Background: Gastrointestinal carcinomas are genomically complex cancers that are lethal in the metastatic setting. Whole-genome and transcriptome sequencing allow for the simultaneous characterization of multiple oncogenic pathways.
Methods: We report 3 cases of metastatic gastrointestinal carcinoma in patients enrolled in the Personalized Onco-Genomics program at the BC Cancer Agency. Real-time genomic profiling was combined with clinical expertise to diagnose a carcinoma of unknown primary, to explore treatment response to bevacizumab in a colorectal cancer, and to characterize an appendiceal adenocarcinoma.

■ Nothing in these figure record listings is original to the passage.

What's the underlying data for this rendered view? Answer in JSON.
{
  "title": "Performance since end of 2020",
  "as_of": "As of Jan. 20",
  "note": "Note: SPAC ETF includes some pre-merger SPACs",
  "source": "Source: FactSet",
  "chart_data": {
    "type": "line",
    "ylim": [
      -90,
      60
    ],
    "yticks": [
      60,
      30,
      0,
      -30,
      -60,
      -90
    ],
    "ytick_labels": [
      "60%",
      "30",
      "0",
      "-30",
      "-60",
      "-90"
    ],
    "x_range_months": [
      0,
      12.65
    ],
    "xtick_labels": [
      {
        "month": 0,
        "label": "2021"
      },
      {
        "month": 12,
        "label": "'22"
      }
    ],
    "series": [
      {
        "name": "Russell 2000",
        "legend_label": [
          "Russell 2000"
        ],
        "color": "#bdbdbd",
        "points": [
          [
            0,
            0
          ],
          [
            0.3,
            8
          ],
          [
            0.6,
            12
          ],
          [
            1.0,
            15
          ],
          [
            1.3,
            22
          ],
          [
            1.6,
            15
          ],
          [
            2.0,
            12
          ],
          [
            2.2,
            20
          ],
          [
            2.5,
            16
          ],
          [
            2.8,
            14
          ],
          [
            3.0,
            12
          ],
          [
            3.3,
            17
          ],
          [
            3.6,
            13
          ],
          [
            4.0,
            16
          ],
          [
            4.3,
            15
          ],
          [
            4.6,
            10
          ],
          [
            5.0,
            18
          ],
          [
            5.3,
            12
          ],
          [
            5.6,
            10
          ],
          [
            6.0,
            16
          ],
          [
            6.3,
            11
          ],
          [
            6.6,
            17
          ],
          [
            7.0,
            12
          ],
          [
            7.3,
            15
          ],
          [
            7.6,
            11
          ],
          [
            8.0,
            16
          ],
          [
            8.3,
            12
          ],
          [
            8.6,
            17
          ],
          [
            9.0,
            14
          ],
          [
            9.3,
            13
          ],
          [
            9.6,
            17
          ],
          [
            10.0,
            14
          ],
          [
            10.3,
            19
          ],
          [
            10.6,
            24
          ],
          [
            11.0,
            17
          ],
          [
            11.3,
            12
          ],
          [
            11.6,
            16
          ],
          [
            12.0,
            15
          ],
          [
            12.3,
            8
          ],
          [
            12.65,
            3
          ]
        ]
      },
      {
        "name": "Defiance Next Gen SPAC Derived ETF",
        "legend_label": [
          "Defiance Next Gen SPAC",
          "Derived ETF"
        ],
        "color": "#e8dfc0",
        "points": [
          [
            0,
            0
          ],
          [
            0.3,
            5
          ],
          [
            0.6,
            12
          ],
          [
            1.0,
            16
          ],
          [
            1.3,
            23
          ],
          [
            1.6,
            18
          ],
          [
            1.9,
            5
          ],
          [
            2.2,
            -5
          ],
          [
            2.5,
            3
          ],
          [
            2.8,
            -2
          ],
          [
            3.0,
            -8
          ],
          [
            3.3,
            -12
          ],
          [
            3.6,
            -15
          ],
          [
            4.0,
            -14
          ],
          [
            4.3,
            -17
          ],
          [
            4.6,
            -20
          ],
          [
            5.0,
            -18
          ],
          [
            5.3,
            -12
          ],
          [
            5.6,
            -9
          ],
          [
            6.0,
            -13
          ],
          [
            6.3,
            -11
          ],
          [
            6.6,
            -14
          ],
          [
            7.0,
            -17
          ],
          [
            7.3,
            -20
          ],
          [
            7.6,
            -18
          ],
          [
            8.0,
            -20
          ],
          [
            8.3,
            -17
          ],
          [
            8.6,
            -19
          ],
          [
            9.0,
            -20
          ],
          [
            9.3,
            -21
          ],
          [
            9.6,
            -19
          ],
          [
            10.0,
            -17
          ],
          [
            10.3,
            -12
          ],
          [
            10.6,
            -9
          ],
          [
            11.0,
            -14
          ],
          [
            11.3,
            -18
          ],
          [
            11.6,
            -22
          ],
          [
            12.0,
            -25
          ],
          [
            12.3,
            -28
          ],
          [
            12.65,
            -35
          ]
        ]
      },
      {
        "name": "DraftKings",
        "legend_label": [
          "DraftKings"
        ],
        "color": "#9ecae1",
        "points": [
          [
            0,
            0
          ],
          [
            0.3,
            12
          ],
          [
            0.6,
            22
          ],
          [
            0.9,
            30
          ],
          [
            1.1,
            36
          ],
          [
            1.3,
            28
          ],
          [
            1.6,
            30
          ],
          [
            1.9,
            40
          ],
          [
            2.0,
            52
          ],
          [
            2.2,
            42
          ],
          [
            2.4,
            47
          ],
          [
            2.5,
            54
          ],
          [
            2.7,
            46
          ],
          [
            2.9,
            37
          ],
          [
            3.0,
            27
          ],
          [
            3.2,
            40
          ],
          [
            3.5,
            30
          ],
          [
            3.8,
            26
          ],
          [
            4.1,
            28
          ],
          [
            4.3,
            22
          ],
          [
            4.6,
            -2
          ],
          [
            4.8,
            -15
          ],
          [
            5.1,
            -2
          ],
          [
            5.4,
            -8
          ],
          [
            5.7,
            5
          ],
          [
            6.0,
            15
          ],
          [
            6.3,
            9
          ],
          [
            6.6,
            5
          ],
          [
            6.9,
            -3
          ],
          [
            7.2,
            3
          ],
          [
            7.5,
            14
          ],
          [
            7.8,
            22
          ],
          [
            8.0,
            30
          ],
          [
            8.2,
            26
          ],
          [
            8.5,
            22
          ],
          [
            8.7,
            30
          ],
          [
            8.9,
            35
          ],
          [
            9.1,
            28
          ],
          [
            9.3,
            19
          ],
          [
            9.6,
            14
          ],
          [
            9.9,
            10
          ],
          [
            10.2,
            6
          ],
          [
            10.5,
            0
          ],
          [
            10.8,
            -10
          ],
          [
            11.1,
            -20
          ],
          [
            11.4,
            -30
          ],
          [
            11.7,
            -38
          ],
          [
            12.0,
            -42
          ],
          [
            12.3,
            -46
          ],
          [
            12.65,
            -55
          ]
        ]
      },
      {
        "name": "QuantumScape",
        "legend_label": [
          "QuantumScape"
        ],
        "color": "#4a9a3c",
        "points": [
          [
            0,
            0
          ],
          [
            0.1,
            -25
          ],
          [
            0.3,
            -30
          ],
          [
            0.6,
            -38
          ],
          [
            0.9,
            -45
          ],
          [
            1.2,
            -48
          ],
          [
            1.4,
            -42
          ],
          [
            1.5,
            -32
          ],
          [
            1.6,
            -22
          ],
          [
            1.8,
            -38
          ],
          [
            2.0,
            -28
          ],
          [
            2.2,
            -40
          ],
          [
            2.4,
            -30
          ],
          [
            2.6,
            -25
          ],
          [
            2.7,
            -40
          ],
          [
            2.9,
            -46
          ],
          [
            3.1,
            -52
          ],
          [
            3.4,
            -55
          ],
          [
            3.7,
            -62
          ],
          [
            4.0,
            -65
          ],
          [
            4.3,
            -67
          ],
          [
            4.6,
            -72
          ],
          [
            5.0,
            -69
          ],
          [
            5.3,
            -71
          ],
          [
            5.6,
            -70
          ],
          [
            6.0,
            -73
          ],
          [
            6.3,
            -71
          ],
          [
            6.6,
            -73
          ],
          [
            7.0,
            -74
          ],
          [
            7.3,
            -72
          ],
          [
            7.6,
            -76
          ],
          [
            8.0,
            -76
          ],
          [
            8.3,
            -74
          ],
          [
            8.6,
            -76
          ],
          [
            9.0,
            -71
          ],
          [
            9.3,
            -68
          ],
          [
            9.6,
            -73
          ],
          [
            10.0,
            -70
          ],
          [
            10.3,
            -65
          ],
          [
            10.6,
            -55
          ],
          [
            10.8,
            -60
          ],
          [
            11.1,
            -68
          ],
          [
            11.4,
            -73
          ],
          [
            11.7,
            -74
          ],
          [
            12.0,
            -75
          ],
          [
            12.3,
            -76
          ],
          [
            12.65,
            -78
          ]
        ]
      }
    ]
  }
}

Results: In the first case, genomic profiling revealed an IDH1 somatic mutation, supporting the diagnosis of cholangiocarcinoma in a malignancy of unknown origin, and further guided therapy by identifying epidermal growth factor receptor amplification. In the second case, a BRAF V600E mutation and wild-type KRAS profile justified the use of targeted therapies to treat a colonic adenocarcinoma. The third case was an appendiceal adenocarcinoma defined by a p53 inactivation; Ras/raf/mek, Akt/mtor, Wnt, and notch pathway activation; and overexpression of ret, erbb2 (her2), erbb3, met, and cell cycle regulators.
Summary: We show that whole-genome and transcriptome sequencing can be achieved within clinically effective timelines, yielding clinically useful and actionable information.
Keywords: Oncogenomics; appendiceal adenocarcinoma; bevacizumab; cholangiocarcinoma; colonic adenocarcinoma; genomics; personalized medicine; targeted therapy.